On Mother’s Day I was still up at 11pm taking care of a messy kitchen and a sink full of dishes. I caught myself smiling. I realized just how wonderful things really were. I was standing there in MY kitchen, in MY house, washing dishes from my incredible daughter. I was overwhelmed with gratefulness for everything in my life. When I was running that half-marathon 5 years ago, I never would have imagined that I would be standing in a kitchen I owned washing dishes from a kid I had. The excuses I have used to avoid life have only clouded my view of the wonderful life I have been gifted.

That’s all it took to make me decide to get back to it. I promised myself that I would run, jog, or walk at least 2 miles a day for two weeks. At the end of that two weeks, I will make a new promise. On Sunday morning, I will be running my first race since that one in Nashville in September 2012. It is a 5K and I am already a little scared. The thing is, I am also excited.

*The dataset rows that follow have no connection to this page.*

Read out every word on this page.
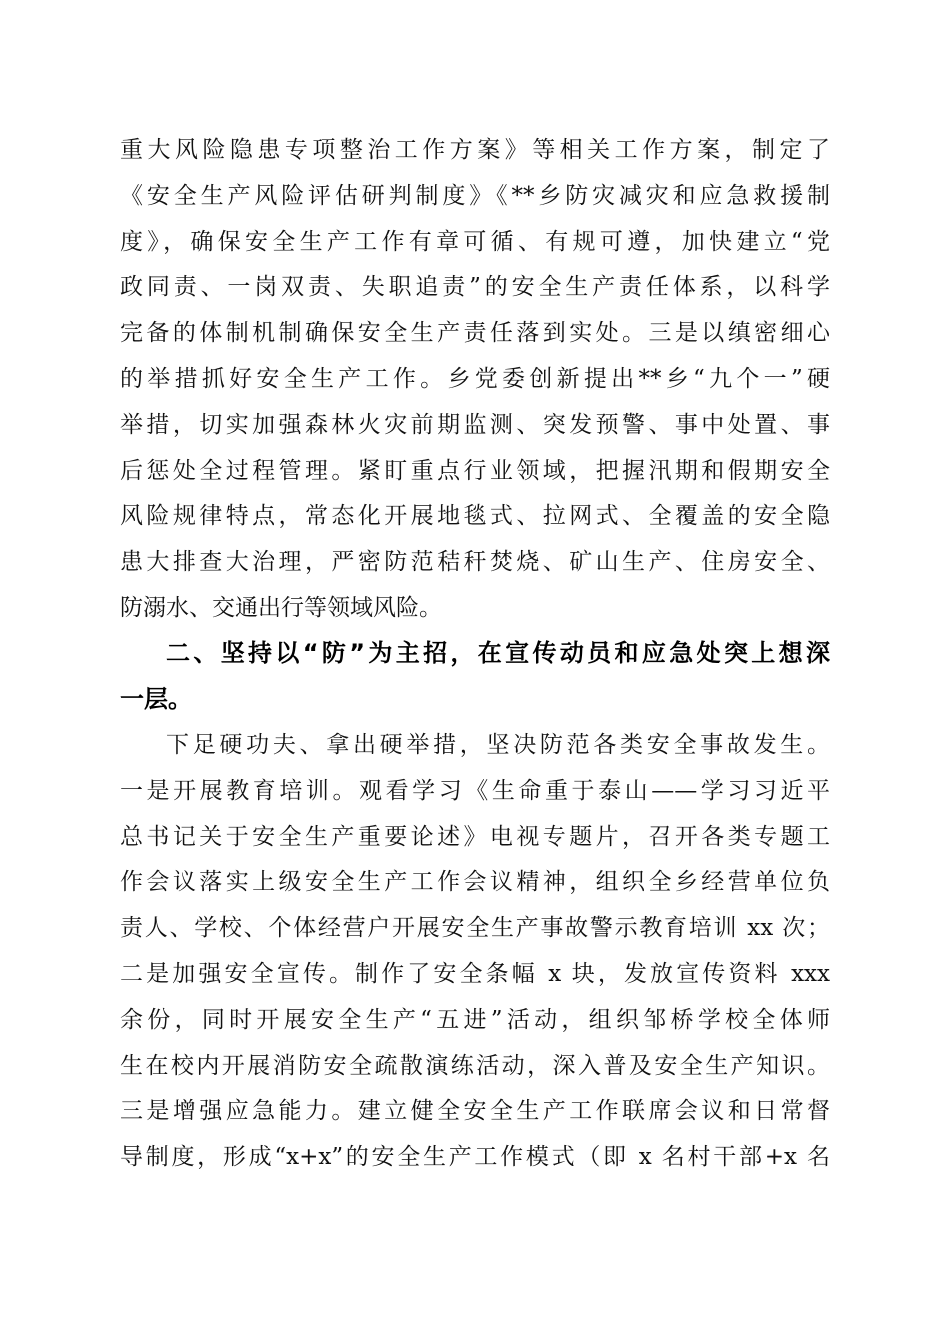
重大风险隐患专项整治工作方案》等相关工作方案，制定了
《安全生产风险评估研判制度》《**乡防灾减灾和应急救援制
度》，确保安全生产工作有章可循、有规可遵，加快建立“党
政同责、一岗双责、失职追责”的安全生产责任体系，以科学
完备的体制机制确保安全生产责任落到实处。三是以缜密细心
的举措抓好安全生产工作。乡党委创新提出**乡“九个一”硬
举措，切实加强森林火灾前期监测、突发预警、事中处置、事
后惩处全过程管理。紧盯重点行业领域，把握汛期和假期安全
风险规律特点，常态化开展地毯式、拉网式、全覆盖的安全隐
患大排查大治理，严密防范秸秆焚烧、矿山生产、住房安全、
防溺水、交通出行等领域风险。
二、坚持以“防”为主招，在宣传动员和应急处突上想深
一层。
下足硬功夫、拿出硬举措，坚决防范各类安全事故发生。
一是开展教育培训。观看学习《生命重于泰山——学习习近平
总书记关于安全生产重要论述》电视专题片，召开各类专题工
作会议落实上级安全生产工作会议精神，组织全乡经营单位负
责人、学校、个体经营户开展安全生产事故警示教育培训 xx 次；
二是加强安全宣传。制作了安全条幅 x 块，发放宣传资料 xxx
余份，同时开展安全生产“五进”活动，组织邹桥学校全体师
生在校内开展消防安全疏散演练活动，深入普及安全生产知识。
三是增强应急能力。建立健全安全生产工作联席会议和日常督
导制度，形成“x+x”的安全生产工作模式（即 x 名村干部+x 名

Bella will be with me in the jogging stroller the whole time. And soon, she will be running beside me. And even if I am the last one across the finish line, I will still celebrate and be grateful that I am able to complete 3 miles and do so with my daughter right in front of me cheering me on.

I leave you with an excerpt from Jen Sincero(an incredible author who I highly recommend) that I have been focusing on this week.

“You can’t see the silver lining through victim goggles.”

“Have faith that you and the Universe have created everything for your growth and be grateful for it. No matter what. Get practiced at making gratitude your go-to. Notice the 8 trillion things around you at all times that you can be grateful for, and feel into the grateful expectation for all the things coming your way. The good, the bad, the ugly, The salsa stain you just got on your new white shirt, become a gratitude machine for all of it.”